I suppose to bow to the societal pressure, and so you won’t have to do make the description, I should say that I’m a white guy. Now, that I've described myself for you, you can know that I write from that perspective. Since we can’t seem to get away from race, you might as well keep that in mind as I say what I’m about to say, and then you can judge for yourself as to whether that fact was important with regards to my message…
White folks are oblivious to the racism in our society.
Sure. That’s a blanket statement that is not entirely true…but, it is truer than we fair-skinned folks would like to admit. Some of us see it and wish it would be eliminated from our world. But many of us don’t see it at all because it doesn’t affect us. We assume the civil rights movement took care of that problem and anyone who claims it today is just “playing the race card.”

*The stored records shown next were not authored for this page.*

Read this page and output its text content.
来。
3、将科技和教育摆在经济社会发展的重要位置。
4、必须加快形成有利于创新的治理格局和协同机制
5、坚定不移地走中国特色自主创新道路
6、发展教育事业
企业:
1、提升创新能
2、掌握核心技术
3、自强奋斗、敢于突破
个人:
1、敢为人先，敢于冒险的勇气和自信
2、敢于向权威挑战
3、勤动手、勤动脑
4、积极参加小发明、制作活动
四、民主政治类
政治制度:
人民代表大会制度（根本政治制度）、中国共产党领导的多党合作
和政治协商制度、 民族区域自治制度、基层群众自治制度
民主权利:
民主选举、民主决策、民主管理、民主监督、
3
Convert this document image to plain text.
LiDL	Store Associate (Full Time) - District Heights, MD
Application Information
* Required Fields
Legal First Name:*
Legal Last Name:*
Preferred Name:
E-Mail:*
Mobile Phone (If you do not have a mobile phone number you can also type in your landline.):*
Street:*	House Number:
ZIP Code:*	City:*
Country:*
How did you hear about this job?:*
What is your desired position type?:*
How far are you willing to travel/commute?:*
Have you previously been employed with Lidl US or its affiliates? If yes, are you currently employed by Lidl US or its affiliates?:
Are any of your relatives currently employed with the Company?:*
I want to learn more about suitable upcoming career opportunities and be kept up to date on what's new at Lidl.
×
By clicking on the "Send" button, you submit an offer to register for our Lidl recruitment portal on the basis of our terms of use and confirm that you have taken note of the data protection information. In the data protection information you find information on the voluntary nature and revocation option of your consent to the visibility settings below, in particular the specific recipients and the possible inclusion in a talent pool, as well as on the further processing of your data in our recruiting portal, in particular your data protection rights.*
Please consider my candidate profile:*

However, I think it is real. I think it is there. Sometimes it’s blatant, but often it is subtle; maybe even unintentional. For many of us, it was imbedded in us when we were young, and hate it or not, we still find the traces in our minds. For example, why do I get more uncomfortable in a low-income predominantly black neighborhood than I do in a low-income predominantly white neighborhood? It’s that race thing. It is unintentional. I don’t like it. I find it embarrassing and I work to eradicate it. But, it is there.
Some black folks see racism everywhere.
I think this is understandable. When you’ve been directly impacted, or many of your friends and family have been mistreated, you can’t help but look for it. Call it the “flinch.” Someone who has been repeatedly struck will begin to flinch even when there is no punch being thrown. Sometimes there are punches, sometimes there aren’t, but there will be flinches every time.

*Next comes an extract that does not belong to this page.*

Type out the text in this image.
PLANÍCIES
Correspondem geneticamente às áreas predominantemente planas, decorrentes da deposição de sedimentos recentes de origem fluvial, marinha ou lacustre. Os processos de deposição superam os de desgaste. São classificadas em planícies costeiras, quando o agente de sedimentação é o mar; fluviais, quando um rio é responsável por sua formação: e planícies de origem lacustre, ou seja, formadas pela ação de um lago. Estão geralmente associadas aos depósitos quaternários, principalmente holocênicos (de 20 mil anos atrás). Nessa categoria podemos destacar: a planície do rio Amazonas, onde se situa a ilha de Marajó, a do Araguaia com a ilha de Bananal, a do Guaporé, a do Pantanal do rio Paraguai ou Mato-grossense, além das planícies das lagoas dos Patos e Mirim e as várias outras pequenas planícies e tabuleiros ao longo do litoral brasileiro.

Is the guy being pulled over because he is a young black guy in a nice car? Or, is he being pulled over because he was going twenty mph over the speed limit? It could be either at any given moment, but just because one happens, doesn’t mean the other one doesn’t.
All that said, I like what Martin Luther King Jr. said:
“I have a dream that my four little children will one day live in a nation where they will not be judged by the color of their skin, but by the content of their character.”

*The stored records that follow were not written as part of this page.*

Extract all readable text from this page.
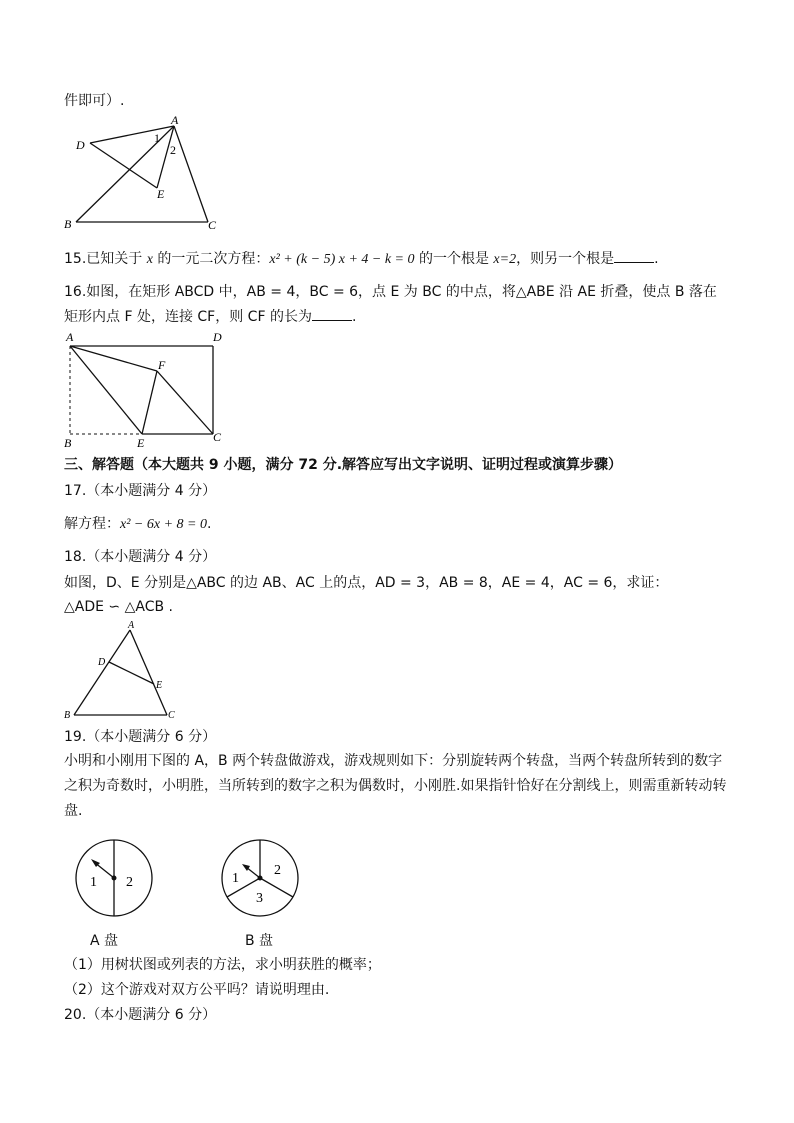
件即可）.
A
D
E
B	C
1
2
15.已知关于 x 的一元二次方程：x² + (k − 5) x + 4 − k = 0 的一个根是 x=2，则另一个根是	.
16.如图，在矩形 ABCD 中，AB = 4，BC = 6，点 E 为 BC 的中点，将△ABE 沿 AE 折叠，使点 B 落在
矩形内点 F 处，连接 CF，则 CF 的长为	.
A	D
F
B	E	C
三、解答题（本大题共 9 小题，满分 72 分.解答应写出文字说明、证明过程或演算步骤）
17.（本小题满分 4 分）
解方程：x² − 6x + 8 = 0.
18.（本小题满分 4 分）
如图，D、E 分别是△ABC 的边 AB、AC 上的点，AD = 3，AB = 8，AE = 4，AC = 6，求证：
△ADE ∽ △ACB .
A
D
E
B	C
19.（本小题满分 6 分）
小明和小刚用下图的 A，B 两个转盘做游戏，游戏规则如下：分别旋转两个转盘，当两个转盘所转到的数字
之积为奇数时，小明胜，当所转到的数字之积为偶数时，小刚胜.如果指针恰好在分割线上，则需重新转动转
盘.
1 2
A 盘
1
2
3
B 盘
（1）用树状图或列表的方法，求小明获胜的概率；
（2）这个游戏对双方公平吗？请说明理由.
20.（本小题满分 6 分）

To do that, though, it has got to go both ways…or, more accurately it has to go in all ways…all directions…all skin colors. No race has a pass on judging others.
Further, we should take a hard look at the Golden Rule.
"Do to others as you would have them do to you." Luke 6:31
If you should have the freedom to walk through or drive through a neighborhood freely, then why would you question someone else’s right to do so? If you live in a given apartment complex or neighborhood, why would you keep someone else from doing so? If you deserve personal respect, doesn’t everyone else? If you’re allowed to appreciate Blake Shelton, then why can’t you give room to someone else to appreciate Jay-Z?
See. Like I said. We need a collective brain fart.
We need to forget about race when we live, work, play, and generally interact with one another. Tragedies are inevitable. Accidents happen. Bad decisions are made. But, let’s wipe color out of the equation.
I’m not talking about turning a blind eye to obvious racism. We can’t ignore the evils that worm their way into our lives. We have to deal with that mess head-on. Be careful. Gather all the facts, and then deal with it with swift justice. But, what I am saying is that as far as it is under your control…don’t let race be a factor in your life.
In the words of En Vogue:
“Free your mind and the rest will follow.
Be color blind, don’t be so shallow.”
Let’s enjoy the freedom of forgetting about race. Let’s be color blind and just be good to one another.
So, as crude as it may sound, I’m hoping for a national brain fart.